Looking at the cases of Arsal and the Indian nurses has taught us a few things, mainly that ISIS does not engage in negotiations, it merely communicates its demands. Its key interest is to expand the ranks of militants to continue conquering more land for its Caliphate.
If you can’t negotiate with ISIS militants, the next question in line is how to fight them.
In a previous article, we already singled out a number of recommendations, including in particular the need to:
- Fight ISIS simultaneously in Iraq and Syria.
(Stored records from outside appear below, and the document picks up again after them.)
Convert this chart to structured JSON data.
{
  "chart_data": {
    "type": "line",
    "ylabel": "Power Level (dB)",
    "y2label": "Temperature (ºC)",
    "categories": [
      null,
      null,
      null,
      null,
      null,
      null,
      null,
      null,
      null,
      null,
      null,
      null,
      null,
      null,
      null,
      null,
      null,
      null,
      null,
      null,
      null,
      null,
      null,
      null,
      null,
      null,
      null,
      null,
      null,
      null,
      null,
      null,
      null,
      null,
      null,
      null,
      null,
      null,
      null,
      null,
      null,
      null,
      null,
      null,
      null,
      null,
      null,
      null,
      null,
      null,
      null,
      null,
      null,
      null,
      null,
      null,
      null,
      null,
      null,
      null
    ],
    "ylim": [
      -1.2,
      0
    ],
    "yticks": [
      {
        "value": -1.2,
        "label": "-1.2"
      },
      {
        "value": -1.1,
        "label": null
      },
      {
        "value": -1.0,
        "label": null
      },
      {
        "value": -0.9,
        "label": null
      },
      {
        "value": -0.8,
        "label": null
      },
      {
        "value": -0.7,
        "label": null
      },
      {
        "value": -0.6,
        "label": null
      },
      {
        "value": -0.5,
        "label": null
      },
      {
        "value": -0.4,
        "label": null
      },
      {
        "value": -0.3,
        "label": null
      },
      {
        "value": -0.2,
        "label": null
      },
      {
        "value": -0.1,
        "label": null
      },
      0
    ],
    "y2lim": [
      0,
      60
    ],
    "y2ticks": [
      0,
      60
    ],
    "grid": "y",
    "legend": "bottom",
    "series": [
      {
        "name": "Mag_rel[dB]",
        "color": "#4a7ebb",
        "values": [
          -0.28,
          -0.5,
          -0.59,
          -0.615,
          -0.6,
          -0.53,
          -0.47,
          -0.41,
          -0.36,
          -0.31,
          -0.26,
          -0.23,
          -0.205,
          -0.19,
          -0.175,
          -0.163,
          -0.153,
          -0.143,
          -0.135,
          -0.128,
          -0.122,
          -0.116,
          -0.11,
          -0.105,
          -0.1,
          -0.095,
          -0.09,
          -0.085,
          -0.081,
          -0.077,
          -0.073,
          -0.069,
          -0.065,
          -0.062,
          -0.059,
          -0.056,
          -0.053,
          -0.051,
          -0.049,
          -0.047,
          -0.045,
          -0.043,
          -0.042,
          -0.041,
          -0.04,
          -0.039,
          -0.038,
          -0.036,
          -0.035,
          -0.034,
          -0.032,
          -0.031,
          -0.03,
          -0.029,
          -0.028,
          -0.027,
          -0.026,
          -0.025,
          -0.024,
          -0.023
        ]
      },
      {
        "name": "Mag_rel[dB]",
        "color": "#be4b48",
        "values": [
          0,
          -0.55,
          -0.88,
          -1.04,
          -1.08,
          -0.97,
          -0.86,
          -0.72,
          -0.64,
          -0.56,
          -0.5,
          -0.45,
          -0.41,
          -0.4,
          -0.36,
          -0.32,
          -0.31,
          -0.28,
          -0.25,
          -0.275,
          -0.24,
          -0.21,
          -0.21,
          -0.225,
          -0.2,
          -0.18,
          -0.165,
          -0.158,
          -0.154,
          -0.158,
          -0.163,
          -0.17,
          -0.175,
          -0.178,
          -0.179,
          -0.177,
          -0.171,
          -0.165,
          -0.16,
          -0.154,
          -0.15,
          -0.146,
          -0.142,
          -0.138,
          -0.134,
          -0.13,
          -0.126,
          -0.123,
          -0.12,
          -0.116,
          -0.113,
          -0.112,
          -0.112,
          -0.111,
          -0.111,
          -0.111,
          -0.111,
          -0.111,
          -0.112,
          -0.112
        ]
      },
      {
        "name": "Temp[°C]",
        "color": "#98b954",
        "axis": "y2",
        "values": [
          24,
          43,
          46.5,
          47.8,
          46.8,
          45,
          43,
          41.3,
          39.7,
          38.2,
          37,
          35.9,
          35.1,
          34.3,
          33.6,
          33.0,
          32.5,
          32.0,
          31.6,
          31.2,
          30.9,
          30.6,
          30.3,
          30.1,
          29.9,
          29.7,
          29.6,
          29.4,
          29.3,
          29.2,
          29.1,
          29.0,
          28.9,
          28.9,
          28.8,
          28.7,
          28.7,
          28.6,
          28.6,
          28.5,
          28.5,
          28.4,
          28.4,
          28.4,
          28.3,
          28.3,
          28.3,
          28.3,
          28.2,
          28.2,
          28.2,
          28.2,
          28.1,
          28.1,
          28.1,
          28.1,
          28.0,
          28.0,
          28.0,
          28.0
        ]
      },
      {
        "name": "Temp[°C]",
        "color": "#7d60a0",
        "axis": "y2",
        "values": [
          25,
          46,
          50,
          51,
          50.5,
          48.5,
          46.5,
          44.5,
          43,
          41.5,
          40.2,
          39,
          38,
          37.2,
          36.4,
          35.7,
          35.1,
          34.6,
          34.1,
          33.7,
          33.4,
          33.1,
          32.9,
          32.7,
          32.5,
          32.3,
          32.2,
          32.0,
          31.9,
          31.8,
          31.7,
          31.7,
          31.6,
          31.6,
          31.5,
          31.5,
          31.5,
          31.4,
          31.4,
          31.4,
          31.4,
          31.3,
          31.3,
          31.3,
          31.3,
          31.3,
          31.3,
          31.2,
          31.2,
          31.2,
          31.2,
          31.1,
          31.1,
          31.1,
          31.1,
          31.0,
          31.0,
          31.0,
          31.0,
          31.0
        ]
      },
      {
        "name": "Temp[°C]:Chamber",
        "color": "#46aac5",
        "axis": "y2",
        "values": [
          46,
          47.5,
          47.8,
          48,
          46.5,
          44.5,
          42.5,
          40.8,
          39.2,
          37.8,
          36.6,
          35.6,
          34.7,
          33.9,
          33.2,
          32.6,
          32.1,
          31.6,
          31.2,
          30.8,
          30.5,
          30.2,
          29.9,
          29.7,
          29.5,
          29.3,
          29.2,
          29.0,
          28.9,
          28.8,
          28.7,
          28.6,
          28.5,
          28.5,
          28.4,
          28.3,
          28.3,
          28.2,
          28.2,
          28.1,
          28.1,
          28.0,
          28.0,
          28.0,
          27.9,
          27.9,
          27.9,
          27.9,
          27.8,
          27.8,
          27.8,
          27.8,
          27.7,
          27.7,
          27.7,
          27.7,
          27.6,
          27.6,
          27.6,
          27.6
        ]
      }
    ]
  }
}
Arsal should be a cautionary tale: the militants escaped the battles of Al Qusayr and Qalamoun on the Syrian side of the border only to regroup in the Lebanese mountains surrounding Arsal.
- Engage local tribes in Syria and Iraq to either buy back their support and/or reassure them, depending on their motivations.
- Tempting as it may be, don’t partner with Assad and Iran to fight Sunni extremists, this would only swell the ranks of those you intend to fight. The best way Iran can help is to rein in the Shia militias it supports in Syria and Iraq.
We would like to add a number of pointers:
- The Prisoners’ dilemma: imagine 300 high-profile international Jihadists locked down together for years in an antiquated jail of a failing state… this is Roumieh in Lebanon. The prison has been a point of contention for Salafists and Jihadists for years. There has been already many warnings: last January, JAN requested the release of Roumieh Islamists in exchange for the Maaloula nuns; in June, ISIS fighters dedicated a song to their brothers in Roumieh, which they compared to Abu Ghraib. The international community should urgently approach the Lebanese authorities to help secure the prison, before the Islamic States – or JAN – decides to free the inmates in a spectacular operation.
- Western capitals should study the possibility of some kind of amnesty for repentant Jihadists. They could provide crucial information on the group’s strengths and weaknesses on the ground, help locate them in case of strikes in Syria and dissuade further Western recruits to join their ranks in a far more effective way than the official counter-terrorist narrative.
 Arsal is a predominantly Sunni town of 35 000 inhabitants in the Bekaa valley (mainly Shiite), near the border with Syria. The town, who supports the Syrian uprising against Bachar al Assad, hosts more than 150 000 Syrian refugees and has been raided on many occasions by Syrian warplanes.
 The head of ISIS belongs to al-Weiss clan, as does one of the Muslim Scholars Committee member, Amar al-Weiss.
 Although ISIS is becoming more and more Syrian, see the special report of Romain Caillet, NGC consultant, on The Governorate of Homs: is this the Islamic State’s new fiefdom?
 Members of the extremist group Fatah el Islam are kept in Roumieh since 2007 without trial.
 There are disturbing reports on Islamist inmates in Roumieh able to communicate with militant groups via their digital phones. This situation is somehow reminiscent of the early days of Cell Block Three in the Afghan Pul-e-Charki prison. Over the years, Taliban and Al-Qaeda inmates had taken over the Cell and set up “a fully operational terror cell safe from aerial drones” (The New Digital Age, p.159).